The exalted status of Dr Gawande and his peers is exceptional, though.

Most writers are happy to plod along in a different sphere.

According to U.S. Labor Department figures, the median annual income of a freelance average writer is $72,275, or just shy of $35 an hour. The ZipRecruiter website, on the other hand, says that $48,412 per year (or roughly $23/hr.) is the average income for writers. 

Now, given the cost of living, either sum might seem a bit paltry. But when you consider that a writer might spend half of every working day surfing the internet or heading to the kitchen for a snack or staring out the window for inspiration — so I’m told — that wage starts to look pretty good.

Queen of the Beach Reads: Elin Hilderbrand has no occupation other than producing proper summertime sagas – 30 of them in fact, with worldwide sales of over 20 million. COURTESY PHOTO

As for the average income of Irish writers, that’s harder to pin down.

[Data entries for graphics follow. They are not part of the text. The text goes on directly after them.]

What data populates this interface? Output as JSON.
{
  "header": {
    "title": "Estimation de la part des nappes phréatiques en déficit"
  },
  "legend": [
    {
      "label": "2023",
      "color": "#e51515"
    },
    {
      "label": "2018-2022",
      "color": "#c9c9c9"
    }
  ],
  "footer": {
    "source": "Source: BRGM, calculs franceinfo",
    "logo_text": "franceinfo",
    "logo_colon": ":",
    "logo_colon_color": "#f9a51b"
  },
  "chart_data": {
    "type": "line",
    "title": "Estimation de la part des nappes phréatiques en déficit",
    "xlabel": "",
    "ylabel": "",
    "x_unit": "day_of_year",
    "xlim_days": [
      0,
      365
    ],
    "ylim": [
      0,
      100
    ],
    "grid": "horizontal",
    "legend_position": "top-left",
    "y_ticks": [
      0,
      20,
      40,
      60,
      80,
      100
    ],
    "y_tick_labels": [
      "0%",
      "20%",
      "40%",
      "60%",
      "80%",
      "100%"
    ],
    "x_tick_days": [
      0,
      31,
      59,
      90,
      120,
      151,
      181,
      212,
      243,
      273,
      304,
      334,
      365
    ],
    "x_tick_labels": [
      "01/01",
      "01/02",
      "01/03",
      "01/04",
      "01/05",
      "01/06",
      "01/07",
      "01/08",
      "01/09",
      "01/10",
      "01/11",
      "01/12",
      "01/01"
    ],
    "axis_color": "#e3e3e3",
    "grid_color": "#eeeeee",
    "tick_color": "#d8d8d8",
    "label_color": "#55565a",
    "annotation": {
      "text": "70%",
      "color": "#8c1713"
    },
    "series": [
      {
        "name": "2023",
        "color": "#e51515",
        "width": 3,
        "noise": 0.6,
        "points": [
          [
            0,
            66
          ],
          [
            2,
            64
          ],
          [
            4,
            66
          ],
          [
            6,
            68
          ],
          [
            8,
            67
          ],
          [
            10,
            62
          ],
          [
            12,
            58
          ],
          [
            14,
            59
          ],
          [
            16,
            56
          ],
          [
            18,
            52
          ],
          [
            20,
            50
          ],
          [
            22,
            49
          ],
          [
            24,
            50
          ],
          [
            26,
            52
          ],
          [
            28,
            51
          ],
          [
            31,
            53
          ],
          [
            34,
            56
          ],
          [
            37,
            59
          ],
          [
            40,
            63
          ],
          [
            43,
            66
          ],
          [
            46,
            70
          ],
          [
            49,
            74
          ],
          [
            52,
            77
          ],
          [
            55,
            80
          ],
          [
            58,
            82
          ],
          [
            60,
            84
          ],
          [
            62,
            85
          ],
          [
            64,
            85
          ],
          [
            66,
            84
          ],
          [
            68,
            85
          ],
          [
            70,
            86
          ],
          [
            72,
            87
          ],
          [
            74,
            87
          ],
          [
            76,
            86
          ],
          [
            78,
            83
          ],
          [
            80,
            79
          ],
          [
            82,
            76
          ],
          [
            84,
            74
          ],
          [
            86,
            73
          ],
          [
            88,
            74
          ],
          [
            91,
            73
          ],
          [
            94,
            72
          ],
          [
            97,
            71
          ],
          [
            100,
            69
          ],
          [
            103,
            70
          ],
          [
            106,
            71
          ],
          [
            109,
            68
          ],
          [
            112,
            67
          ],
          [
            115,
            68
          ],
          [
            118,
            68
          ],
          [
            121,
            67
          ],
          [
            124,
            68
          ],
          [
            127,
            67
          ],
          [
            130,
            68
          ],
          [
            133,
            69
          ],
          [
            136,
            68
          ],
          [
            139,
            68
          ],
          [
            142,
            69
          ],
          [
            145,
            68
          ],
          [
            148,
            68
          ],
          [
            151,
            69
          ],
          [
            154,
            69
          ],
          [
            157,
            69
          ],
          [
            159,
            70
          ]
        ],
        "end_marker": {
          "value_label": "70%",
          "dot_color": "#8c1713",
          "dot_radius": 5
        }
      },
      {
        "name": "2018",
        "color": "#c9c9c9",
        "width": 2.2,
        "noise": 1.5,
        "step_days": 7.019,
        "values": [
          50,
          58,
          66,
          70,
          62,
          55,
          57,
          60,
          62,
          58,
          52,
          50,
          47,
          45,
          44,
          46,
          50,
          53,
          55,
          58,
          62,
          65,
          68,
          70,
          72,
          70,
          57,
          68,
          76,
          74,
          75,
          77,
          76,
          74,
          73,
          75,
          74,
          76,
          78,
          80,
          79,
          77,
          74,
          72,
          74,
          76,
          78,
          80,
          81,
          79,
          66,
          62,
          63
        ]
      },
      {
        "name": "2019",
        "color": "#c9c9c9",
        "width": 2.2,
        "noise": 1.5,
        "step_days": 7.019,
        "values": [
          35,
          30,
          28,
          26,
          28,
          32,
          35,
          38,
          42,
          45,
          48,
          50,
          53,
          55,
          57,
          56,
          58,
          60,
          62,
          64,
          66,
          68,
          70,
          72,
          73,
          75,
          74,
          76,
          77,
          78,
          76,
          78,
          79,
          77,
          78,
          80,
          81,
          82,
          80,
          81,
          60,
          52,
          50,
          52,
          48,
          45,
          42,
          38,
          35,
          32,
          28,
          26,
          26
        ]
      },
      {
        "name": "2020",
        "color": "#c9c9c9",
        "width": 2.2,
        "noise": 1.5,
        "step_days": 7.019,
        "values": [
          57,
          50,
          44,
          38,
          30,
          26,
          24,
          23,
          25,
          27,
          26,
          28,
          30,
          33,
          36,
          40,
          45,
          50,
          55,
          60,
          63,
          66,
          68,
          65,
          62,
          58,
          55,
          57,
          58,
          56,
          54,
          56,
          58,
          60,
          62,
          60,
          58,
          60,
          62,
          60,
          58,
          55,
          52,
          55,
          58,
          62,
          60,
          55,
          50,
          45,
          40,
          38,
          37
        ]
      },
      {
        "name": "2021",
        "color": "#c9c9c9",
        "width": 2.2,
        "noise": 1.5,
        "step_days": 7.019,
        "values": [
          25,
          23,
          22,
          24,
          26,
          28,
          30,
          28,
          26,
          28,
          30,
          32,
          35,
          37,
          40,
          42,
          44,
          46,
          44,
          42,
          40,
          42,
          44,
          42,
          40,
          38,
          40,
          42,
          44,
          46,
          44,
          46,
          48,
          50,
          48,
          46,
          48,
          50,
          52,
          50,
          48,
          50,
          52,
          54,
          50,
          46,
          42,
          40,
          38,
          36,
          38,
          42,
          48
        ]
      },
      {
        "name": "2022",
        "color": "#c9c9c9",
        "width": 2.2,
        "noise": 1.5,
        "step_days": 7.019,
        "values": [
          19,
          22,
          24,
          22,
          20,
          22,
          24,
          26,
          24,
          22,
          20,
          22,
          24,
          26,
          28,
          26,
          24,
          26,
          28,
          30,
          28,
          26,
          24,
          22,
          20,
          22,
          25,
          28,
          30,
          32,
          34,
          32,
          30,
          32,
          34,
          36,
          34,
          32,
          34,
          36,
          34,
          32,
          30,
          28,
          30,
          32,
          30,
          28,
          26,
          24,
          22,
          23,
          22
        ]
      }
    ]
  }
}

But the fact that there’s a tax exemption scheme for creative writers here — introduced in 1969 by then Irish finance minister Charles Haughey — seems to me a clear admission that the returns are going to be pretty slim if you decide to pen a novel, a play, or a short story.

The way I see it, then, traditional versus DIY publishing isn’t the issue. Nor is it online shopping versus the face-to-face retail experience.

For literary practitioners like me, it’s those darn bestselling book docs.

So please, gentlemen and ladies of the healing arts, look at it from our side. Despite what I said earlier, struggling writers can hardly go out and earn a little extra cash by performing life-saving surgery or overseeing vital psychiatric therapies.

Whereas the way the world’s going, practicing medics will never be out of work.


Medford native Steve Coronella has lived in Ireland since 1992. He is the author of “Designing Dev,” a comic novel about an Irish-American lad from Boston who's recruited to run for the Irish presidency. His latest publication is the column collection “Entering Medford – And Other Destinations.”